We learned yesterday that future Ford products will be able to perpendicular-park themselves and take over the driving duties when the car is in traffic, but today we learn that the researchers in Dearborn are working on a system that can detect a driver’s stress level or workload and automatically adjust other systems to help induce a calming effect.
The system, dubbed the Driver Workload Estimator, would build upon some systems that are already in many Ford cars, but would require the development and installation of many new features. For starters, Ford steering wheels would hold new sensors like a palm temperature sensor and heart rate monitor, as well as an infrared sensor that gauges a driver’s temperature. The system would also mount a piezoelectric sensor in the seatbelt that would check a driver’s breathing rate.

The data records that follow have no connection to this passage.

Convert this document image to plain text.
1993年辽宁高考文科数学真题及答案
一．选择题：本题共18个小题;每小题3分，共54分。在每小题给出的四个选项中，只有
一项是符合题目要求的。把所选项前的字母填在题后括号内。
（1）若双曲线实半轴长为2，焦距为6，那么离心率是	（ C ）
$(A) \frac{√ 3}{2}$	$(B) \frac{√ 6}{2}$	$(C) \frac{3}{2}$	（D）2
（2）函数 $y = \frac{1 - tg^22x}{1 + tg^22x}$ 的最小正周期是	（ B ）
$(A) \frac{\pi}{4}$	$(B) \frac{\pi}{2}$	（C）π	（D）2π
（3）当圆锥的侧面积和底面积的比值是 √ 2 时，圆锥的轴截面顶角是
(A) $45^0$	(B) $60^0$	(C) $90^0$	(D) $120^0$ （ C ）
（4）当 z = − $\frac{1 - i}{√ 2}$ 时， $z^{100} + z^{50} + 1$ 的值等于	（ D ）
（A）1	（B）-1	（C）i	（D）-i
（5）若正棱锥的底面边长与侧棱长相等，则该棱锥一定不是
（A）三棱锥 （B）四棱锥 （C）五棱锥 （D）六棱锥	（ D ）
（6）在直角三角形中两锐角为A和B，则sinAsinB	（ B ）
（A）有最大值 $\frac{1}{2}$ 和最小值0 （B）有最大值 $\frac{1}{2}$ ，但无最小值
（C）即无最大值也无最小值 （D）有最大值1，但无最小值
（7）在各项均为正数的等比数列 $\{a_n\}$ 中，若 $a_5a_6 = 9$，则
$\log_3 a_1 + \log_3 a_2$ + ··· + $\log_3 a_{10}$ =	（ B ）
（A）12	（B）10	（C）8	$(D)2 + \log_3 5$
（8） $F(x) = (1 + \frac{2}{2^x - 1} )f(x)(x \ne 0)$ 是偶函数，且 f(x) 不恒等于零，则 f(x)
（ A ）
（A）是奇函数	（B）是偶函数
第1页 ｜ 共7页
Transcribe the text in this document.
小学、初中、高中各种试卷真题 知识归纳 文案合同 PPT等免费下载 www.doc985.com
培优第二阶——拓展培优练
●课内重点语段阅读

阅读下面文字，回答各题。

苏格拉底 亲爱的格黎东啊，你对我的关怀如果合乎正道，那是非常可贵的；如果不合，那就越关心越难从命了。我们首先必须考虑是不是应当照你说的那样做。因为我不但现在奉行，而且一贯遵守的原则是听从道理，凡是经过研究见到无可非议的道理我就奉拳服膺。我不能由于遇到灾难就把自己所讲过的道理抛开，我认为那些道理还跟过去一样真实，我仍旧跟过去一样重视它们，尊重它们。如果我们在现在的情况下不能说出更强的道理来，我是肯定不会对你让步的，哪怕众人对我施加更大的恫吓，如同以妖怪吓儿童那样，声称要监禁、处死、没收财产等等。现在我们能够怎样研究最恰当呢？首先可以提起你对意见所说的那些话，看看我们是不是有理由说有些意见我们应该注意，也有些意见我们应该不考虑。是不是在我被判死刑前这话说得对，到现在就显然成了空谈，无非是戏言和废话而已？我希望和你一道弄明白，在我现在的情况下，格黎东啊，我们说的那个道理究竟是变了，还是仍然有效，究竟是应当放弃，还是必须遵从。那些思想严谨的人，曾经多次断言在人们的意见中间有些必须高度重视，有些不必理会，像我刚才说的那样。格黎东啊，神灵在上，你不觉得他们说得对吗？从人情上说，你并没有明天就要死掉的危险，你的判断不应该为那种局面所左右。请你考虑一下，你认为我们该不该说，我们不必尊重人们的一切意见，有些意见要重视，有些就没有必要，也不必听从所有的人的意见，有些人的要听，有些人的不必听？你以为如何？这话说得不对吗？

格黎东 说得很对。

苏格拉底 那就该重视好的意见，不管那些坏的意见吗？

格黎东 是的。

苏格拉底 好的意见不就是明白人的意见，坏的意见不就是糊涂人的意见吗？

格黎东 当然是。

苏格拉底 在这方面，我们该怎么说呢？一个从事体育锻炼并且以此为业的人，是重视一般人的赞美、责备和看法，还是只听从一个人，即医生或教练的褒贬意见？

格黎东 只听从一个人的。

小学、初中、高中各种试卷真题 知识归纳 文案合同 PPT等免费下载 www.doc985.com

The other data would come from existing in-car systems: the estimator could read things like ambient temperature (from the automatic climate control), steering wheel angles and brake/throttle inputs (drive-by-wire), acceleration and yaw rates (traction control), traffic conditions (from an XM Traffic-linked navigation system), and speed (either GPS or the speedometer). It could also access data provided by lane-keep assist and the blind-spot information system to figure out if a car is merging into heavy traffic.
Ford says that the Driver Workload Estimator would sample data from all of these sensors or systems and then use an algorithm to answer a question: is the driver stressed, or driving into a high-stress situation? If the answer is yes, Ford says the car would trim back auxiliary systems and beef up other ones to keep the driver as focused and calm as possible. For instance, it would increase the sensitivity of the forward collision warning alerts while engaging MyFord Touch’s Do Not Disturb function, which sends all incoming calls on a Bluetooth phone to voicemail and blocks all incoming text messages from being read on the MyFord Touch screen. On the other hand, it would let the driver field phone calls or receive texts on-screen if traffic is light and the driver is calm.
There’s no mention by Ford if this system could combine with any other forthcoming system: if it could block phone calls while parking, or let a driver chat in traffic if Traffic Jam Assist is engaged. We’ll have to wait and see: the system won’t be production ready for at least a couple years.